Tired of waiting for the South Side's fabled fiber Internet, activists are taking action

SHARE Tired of waiting for the South Side's fabled fiber Internet, activists are taking action

Two community groups say they will jump-start a delayed plan to roll out ultra-high-speed wireless Internet access to as many as 100,000 residents and 11,000 students on Chicago’s South Side.

Pierre A. Clark, a community activist who heads the Woodlawn Broadband Expansion Partnership and the Southside Broadband Expansion Collaborative, said Sunday that the two groups have developed an alternative plan to deploy the high-speed wireless network first in Woodlawn and ultimately to the South Side, aimed at a mid-spring launch.

Clark expressed frustration with the original company spearheading the project, Gigabit Squared, for failing to provide local residents with details or to “engage with us” about the broadband expansion plans.

He said in a statement issued Sunday that the two community groups “are speaking to all of the original partners involved” in the plan and “have lined up partners and resources to support the effort.”

“There are alternative providers that can provide the high-speed fiber-optic connectivity that Gigabit Squared originally promised,” Clark said in the statement.

He says the community groups will provide details within the next 10 days.

The plan, Clark says, is to “establish a Woodlawn Wi-Fi network as a community-based model for other South Side communities to follow, and then provide the digital literacy, tech skills training and infrastructure use cases that can enable residents to take full advantage of the increased capacities.”

The coverage area will include the neighborhoods adjacent to the University of Chicago, which initially agreed to contribute $1 million toward the project and pledged to raise another $1 million from philanthropic and community groups. But when the university finally signed a contract in the fall, it promised the first $1 million, omitting the university’s earlier pledge to raise the second $1 million, as Grid reported in November.

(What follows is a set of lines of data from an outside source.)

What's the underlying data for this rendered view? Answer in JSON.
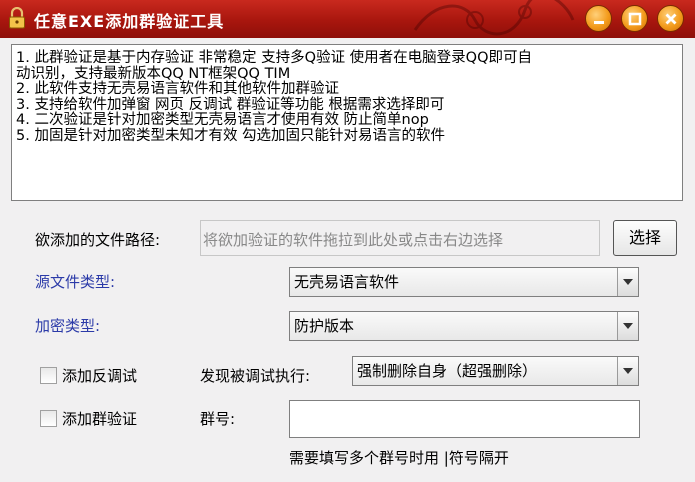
{
  "window": {
    "title": "任意EXE添加群验证工具"
  },
  "info_lines": [
    "1. 此群验证是基于内存验证 非常稳定 支持多Q验证 使用者在电脑登录QQ即可自",
    "动识别，支持最新版本QQ NT框架QQ TIM",
    "2. 此软件支持无壳易语言软件和其他软件加群验证",
    "3. 支持给软件加弹窗 网页 反调试 群验证等功能 根据需求选择即可",
    "4. 二次验证是针对加密类型无壳易语言才使用有效 防止简单nop",
    "5. 加固是针对加密类型未知才有效   勾选加固只能针对易语言的软件"
  ],
  "file_path": {
    "label": "欲添加的文件路径:",
    "placeholder": "将欲加验证的软件拖拉到此处或点击右边选择",
    "button": "选择"
  },
  "source_type": {
    "label": "源文件类型:",
    "value": "无壳易语言软件"
  },
  "encrypt_type": {
    "label": "加密类型:",
    "value": "防护版本"
  },
  "anti_debug": {
    "label": "添加反调试",
    "checked": false,
    "action_label": "发现被调试执行:",
    "action_value": "强制删除自身（超强删除）"
  },
  "group_verify": {
    "label": "添加群验证",
    "checked": false,
    "group_label": "群号:",
    "group_value": "",
    "hint": "需要填写多个群号时用 |符号隔开"
  }
}
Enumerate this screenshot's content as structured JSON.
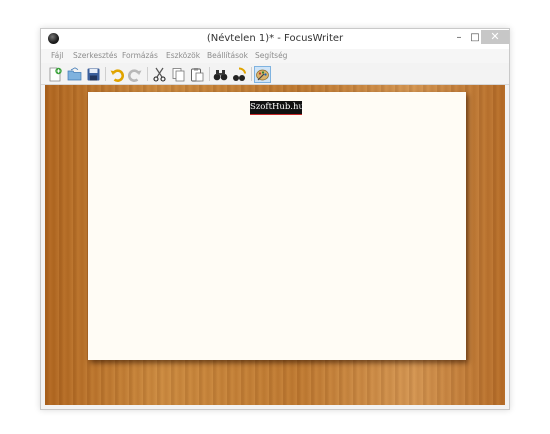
{
  "window": {
    "title": "(Névtelen 1)* - FocusWriter",
    "controls": {
      "minimize": "–",
      "maximize": "□",
      "close": "✕"
    }
  },
  "menu": {
    "items": [
      "Fájl",
      "Szerkesztés",
      "Formázás",
      "Eszközök",
      "Beállítások",
      "Segítség"
    ]
  },
  "toolbar": {
    "buttons": [
      {
        "icon": "new-document-icon"
      },
      {
        "icon": "open-folder-icon"
      },
      {
        "icon": "save-icon"
      },
      {
        "icon": "undo-icon"
      },
      {
        "icon": "redo-icon"
      },
      {
        "icon": "cut-icon"
      },
      {
        "icon": "copy-icon"
      },
      {
        "icon": "paste-icon"
      },
      {
        "icon": "find-binoculars-icon"
      },
      {
        "icon": "replace-icon"
      },
      {
        "icon": "themes-icon",
        "active": true
      }
    ]
  },
  "document": {
    "watermark": "SzoftHub.hu"
  },
  "colors": {
    "paper": "#fffcf5",
    "wood": "#c07a31",
    "menu_text": "#8c8c8c",
    "active_tool": "#cfe4f7"
  }
}
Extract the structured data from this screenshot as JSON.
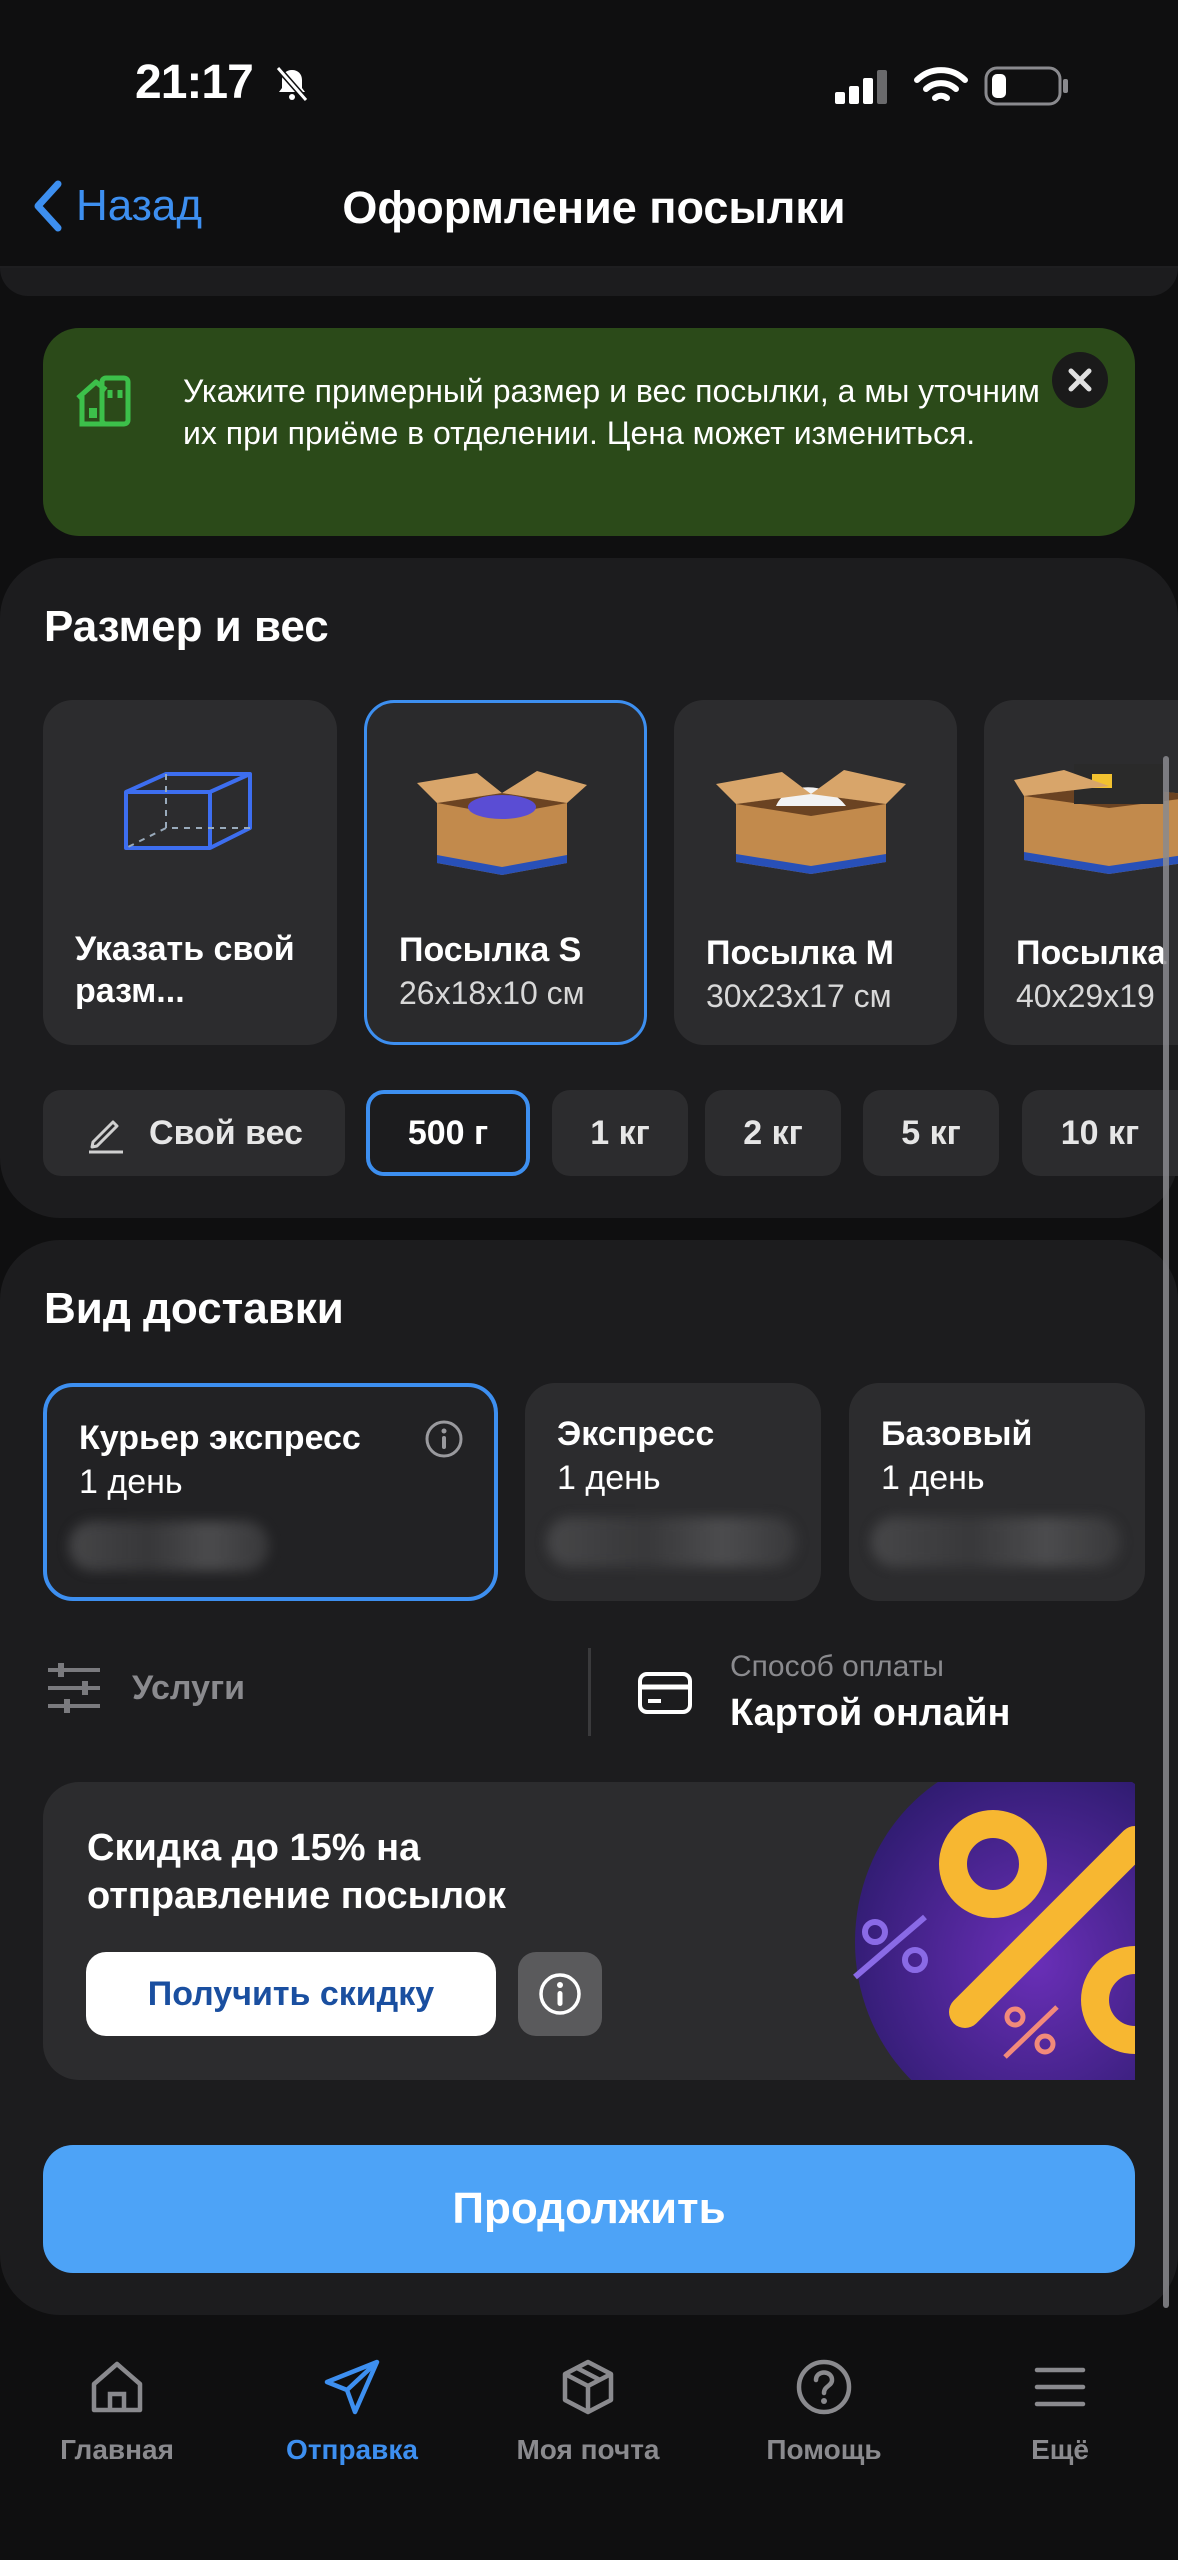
{
  "status_bar": {
    "time": "21:17"
  },
  "header": {
    "back_label": "Назад",
    "title": "Оформление посылки"
  },
  "notice": {
    "text": "Укажите примерный размер и вес посылки, а мы уточним их при приёме в отделении. Цена может измениться."
  },
  "size_section": {
    "title": "Размер и вес",
    "custom_size_label": "Указать свой разм...",
    "packages": [
      {
        "label": "Посылка S",
        "dims": "26x18x10 см",
        "selected": true
      },
      {
        "label": "Посылка M",
        "dims": "30x23x17 см",
        "selected": false
      },
      {
        "label": "Посылка",
        "dims": "40x29x19",
        "selected": false
      }
    ],
    "weights": [
      {
        "label": "Свой вес"
      },
      {
        "label": "500 г",
        "selected": true
      },
      {
        "label": "1 кг"
      },
      {
        "label": "2 кг"
      },
      {
        "label": "5 кг"
      },
      {
        "label": "10 кг"
      }
    ]
  },
  "delivery_section": {
    "title": "Вид доставки",
    "options": [
      {
        "name": "Курьер экспресс",
        "days": "1 день",
        "selected": true
      },
      {
        "name": "Экспресс",
        "days": "1 день",
        "selected": false
      },
      {
        "name": "Базовый",
        "days": "1 день",
        "selected": false
      }
    ],
    "services_label": "Услуги",
    "payment_caption": "Способ оплаты",
    "payment_value": "Картой онлайн"
  },
  "promo": {
    "title": "Скидка до 15% на отправление посылок",
    "button_label": "Получить скидку"
  },
  "continue_label": "Продолжить",
  "tabbar": {
    "items": [
      {
        "label": "Главная",
        "icon": "home-icon"
      },
      {
        "label": "Отправка",
        "icon": "send-icon",
        "active": true
      },
      {
        "label": "Моя почта",
        "icon": "box-icon"
      },
      {
        "label": "Помощь",
        "icon": "help-icon"
      },
      {
        "label": "Ещё",
        "icon": "menu-icon"
      }
    ]
  },
  "colors": {
    "accent": "#3d8ff0",
    "continue_button": "#4da3f7",
    "notice_bg": "#2b4a19",
    "card_bg": "#1c1c1e"
  }
}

Meanwhile, Mark Ansboury, the former president and co-founder of Gigabit Squared, has resigned his most recent position as managing director there “to pursue other interests,” the company said in a statement Sunday.

The company says it remains committed to deliver gigabit broadband to the targeted market, but spokesman Matt Weinland on Sunday could provide no updated timetable.

In November, Ansboury wouldn’t go into specifics but said Gigabit Squared got bogged down in contract negotiations and the details of getting permits and approvals. Ansboury said at that time that the Cincinnati-based company aimed to have the first part of the project, which would have served the neighborhoods of Hyde Park and Woodlawn, up by the new year.

The original goal was to build more than 150 miles of underground fiber with a backbone that runs from Cermak Road on the north to 99th Street/Interstate 94 on the south, and from the Dan Ryan Expressway on the west to the lakeshore on the east. The development — part of South Side technology projects worth $150 million — was to offer low-cost ultra-high-speed Internet access, both wired and wireless, to nine neighborhoods: Hyde Park, Woodlawn, Kenwood, Washington Park, Douglas, Grand Boulevard, Greater Grand Crossing, Oakland and South Shore. Download times will reach upward of 1 gigabit per second for residential customers and 100 gigabits per second for business customers.

A story published Friday by GeekWire says Gigabit Squared’s proposal to bring ultra-fast broadband to Seattle’s neighborhoods has apparently gone bust, and that Gigabit Squared left a $52,250 unpaid bill to the city of Seattle for uncompensated work that the city’s staff and engineers had done on the project.

Gigabit Squared’s “Gigabit Neighborhood Gateway Program” was created to fulfill the vision of Gig U, a group of research universities, including the University of Chicago, aimed at installing ultra-high-speed networks near universities to jump-start economic growth.

In a statement Sunday, U of C spokeswoman Calmetta Coleman said, “The university remains interested in supporting efforts to bring high-speed broadband Internet to the mid-South Side, and we continue to talk to various partners in the community about their ideas on how best to do so.”